Kusura bakılmasın, ama kitapların büyük bir dost olduğunu öğretemeyen bir eğitim sistemi kimseye bir şey kazandırmaz. Her gün eğitim sistemini, her vakit de kitap okumanın faydalarını konuşsak yine de zamanımızı israf etmiş sayılmayız.
Ne hikmetse ülkemizi idare edenler uzun yıllar kitaptan, kitap okuyandan, kitap satandan korkmuş ve ürkmüştür. Bunun tesiriyle bazı aileler de “Fazla kitap okuma gözlerin bozulur” benzeri sözlerden başlayıp işi “Fazla okuma, deli olursun”a dahi vardırmıştır.
Son yıllarda yeniden bazı kitaplar ve yayınevleri toplu olarak suçlu görülmüş, o yayınevlerinin imzasını taşıyan her türlü kitap ‘suçlu’ ilân edilmiş ve ‘suç aleti, suç unsuru’ olarak televizyon ve gazetelerde teşhir edilmiştir. Böyle bir adım atılmasının çok büyük bir yanlış olduğu imkân ve fırsat ölçüsünde ifade edilmeye çalışılsa da maalesef idareciler bu ikazlara kulak tıkamıştır. Aynı şekilde böyle bir uygulamaya en başında itiraz etmesi gereken yayıncılar, yazarlar ve kültür insanları da susmayı tercih etmişlerdir. Şunu ayırt edemeyen bir yayıncı, bir yazar, bir kültür insanı olabilir mi: Bir yayınevi toplu olarak suçlu olur mu? Düşünün ki bir suçlu ilân edilen bir yayınevi, sözlük yayınlamış olsun. Ya da herkesin bildiği dünya klâsiklerinden bir kitap suçlu ilân edilen yayınevinin imzasını taşısın. Sırf bu sebeple o kitap çöpe atılabilir mi? Dünya şahit oldu ki bu yanlış yapıldı ve belli başlı yayınevlerinin imzasını taşıyan hangi kitap olursa olsun kütüphanelerden ayıklandı, çöpe atıldı, imha edildi ve ‘kültür adamları’ bunlarla övündü!
Tabiî ki Türkiye’yi idare edenler belli yayınevleri ve kitapları suçlu ilân ederse vatandaş ne yapar? “Başıma bir iş gelmesin” diye her ihtimale karşı evinde bulunan kitapları en uzak çöpe atar! Nitekim böyle yanlışlar yaşandı ve bir dönem çöpler kitaplarla doldu, taştı. İnanın bu yanlışı herkes gördü ve sadece sustu... “Bu çok yanlış bir harekettir” diyen ne bir ilahiyatçı, ne bir kitap dostu, ne de bir yetkili duyuldu. Çok sınırlı sayıda bu yanlışa itiraz edenler elbette oldu, ama umumî anlamda bir “Bana ne!” tavrı sergilendiği inkâr edilemez.
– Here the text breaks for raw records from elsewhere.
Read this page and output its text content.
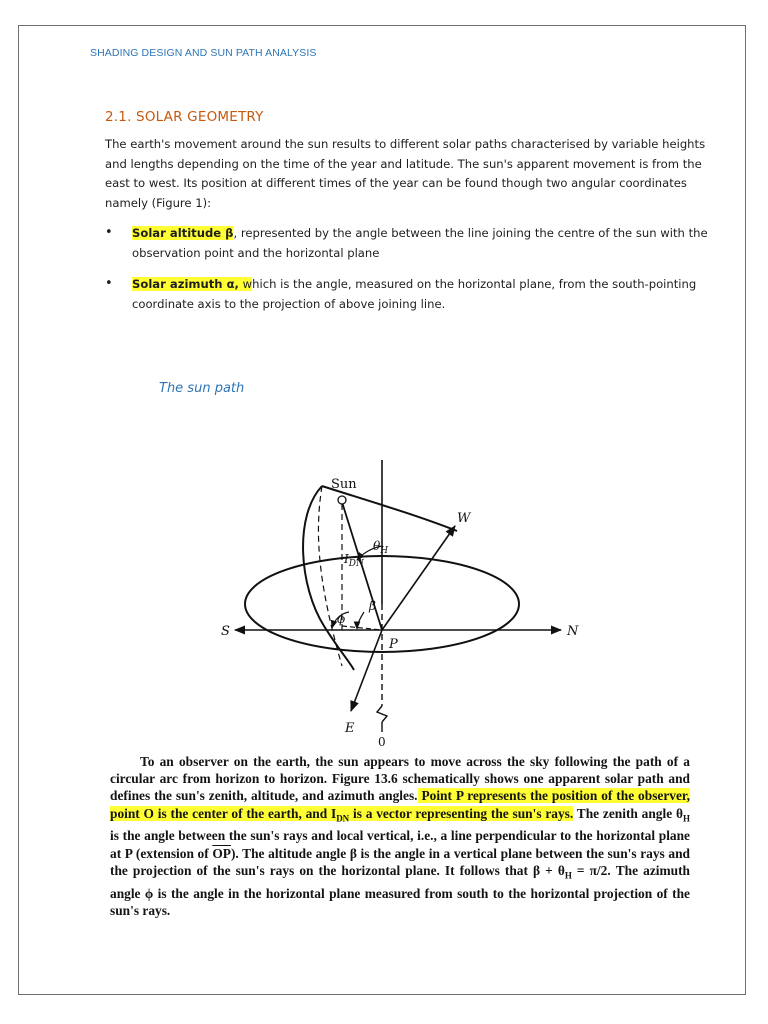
SHADING DESIGN AND SUN PATH ANALYSIS
2.1. SOLAR GEOMETRY

The earth's movement around the sun results to different solar paths characterised by variable heights and lengths depending on the time of the year and latitude. The sun's apparent movement is from the east to west. Its position at different times of the year can be found though two angular coordinates namely (Figure 1):

• Solar altitude β, represented by the angle between the line joining the centre of the sun with the observation point and the horizontal plane
• Solar azimuth α, which is the angle, measured on the horizontal plane, from the south-pointing coordinate axis to the projection of above joining line.
The sun path
Sun
W
S	N
E
P
0
$\theta_H$
$I_{DN}$
β
ϕ

To an observer on the earth, the sun appears to move across the sky following the path of a circular arc from horizon to horizon. Figure 13.6 schematically shows one apparent solar path and defines the sun's zenith, altitude, and azimuth angles. Point P represents the position of the observer, point O is the center of the earth, and $I_{DN}$ is a vector representing the sun's rays. The zenith angle $\theta_H$ is the angle between the sun's rays and local vertical, i.e., a line perpendicular to the horizontal plane at P (extension of $\overline{OP}$). The altitude angle β is the angle in a vertical plane between the sun's rays and the projection of the sun's rays on the horizontal plane. It follows that $\beta + \theta_H = \pi/2$. The azimuth angle ϕ is the angle in the horizontal plane measured from south to the horizontal projection of the sun's rays.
Derken, bir belediyenin temizlik işlerinde çalışanlar çöplerden topladıkları kitaplarla bir kütüphane kurduklarını ilân etmişler. Çok sevindirici, ama bir o kadar da üzücü haber... Kitapların çöpten kurtarılıp yeniden kütüphaneye kavuşturulması çok iyi, ama bu durum o kitapların çöpe atıldığı gerçeğini değiştirmiyor ki? Düşünün, bu hadise Ankara’nın merkezinde, Çankaya’da yaşanıyor.
İlgili habere göre Çankaya Belediyesi Temizlik İşleri Şantiyesi, bir ilke imza atmış ve işçiler, çöp konteynırlarının yanına bırakılan kitapları biriktirerek ardından kütüphane kurulmasını sağlamışlar. Şantiyenin kütüphanesinde bağışlarla birlikte 3 bin 500 kitap yer almış. Ansiklopedilerden tarih kitaplarına kadar geniş bir yelpazede kitapların bulunduğu kütüphaneden öncelikle şantiyeyi kullanan temizlik işçileri istifade ediyormuş. İşçilerin çocukları da kendileri için oluşturulan çocuk kitapları bölümünü diledikleri gibi kullanabiliyormuş.
Çok iyi, çok güzel bir haber. Ama bu durum, 2017 yılında kitapların çöpe atıldığı gerçeğini değiştirmiyor ki! Türkiye’yi bu iklime sürükleyenler kıyamette hesabını da verirler. Ülkemiz, kitapların çöpe atıldığı yer olmaktan bir an önce kurtulmalı vesselâm.